2

I have the following string:

Lorem ipsum {{ var1 }} dolar epsum <a href="{{ var2 }}">solar</a> hello goodbye. {{var3}} var {{ var4 }}

How do I capture all occurances of {{ var }} but not those between double quotes "{{ var2 }}"?

I have tried (?!")({{.*?}}) but it still captures all instances of {{ var }}.

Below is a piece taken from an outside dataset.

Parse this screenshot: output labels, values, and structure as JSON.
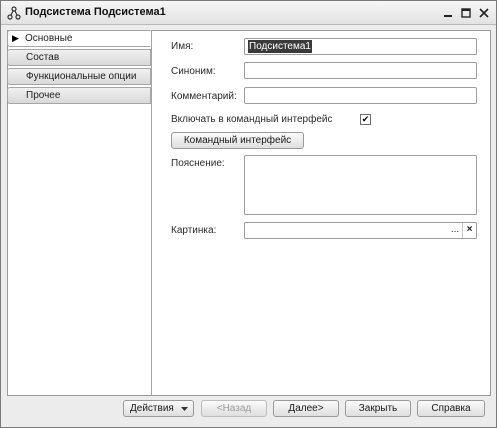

Example here: https://regex101.com/r/zfjSI7/1

alias51
  • 8,178
  • 22
  • 94
  • 166
  • This is really hard to do with regular expressions. If you have multiple sets of quotes, then everything is between two of them except the parts before the first quote and after the last quote. – Barmar Sep 28 '22 at 22:21
  • 3
    The first one should be a lookbehind, and then append a negative lookahead at the end `(?<!"){{.*?}}(?!")` – The fourth bird Sep 28 '22 at 22:22
  • What about negative on `href="{{ var }}"` somehow? All the vars I want to exclude are inside html anchors – alias51 Sep 28 '22 at 22:22

1 Answers1

3

As mentioned you need to use a lookbehind, not a lookahead. Further if there are no { } inside, use of a negated class will be more efficient than a lazy dot and stay inside: (?<!"){{[^}{]+}}


If you're on PHP/PCRE/Python with PyPI regex you can skip stuff by using verbs (*SKIP)(*F).

Skip quoted parts:
"[^"]*"(*SKIP)(*F)|{{[^}{]+}}
Or skip anchors:
<a\b[^><]*>(*SKIP)(*F)|{{[^}{]+}}


Another idea is to check for being outside angle brackets by use of a lookahead.
{{[^}{]+}}(?![^><]*>)

bobble bubble
  • 16,888
  • 3
  • 27
  • 46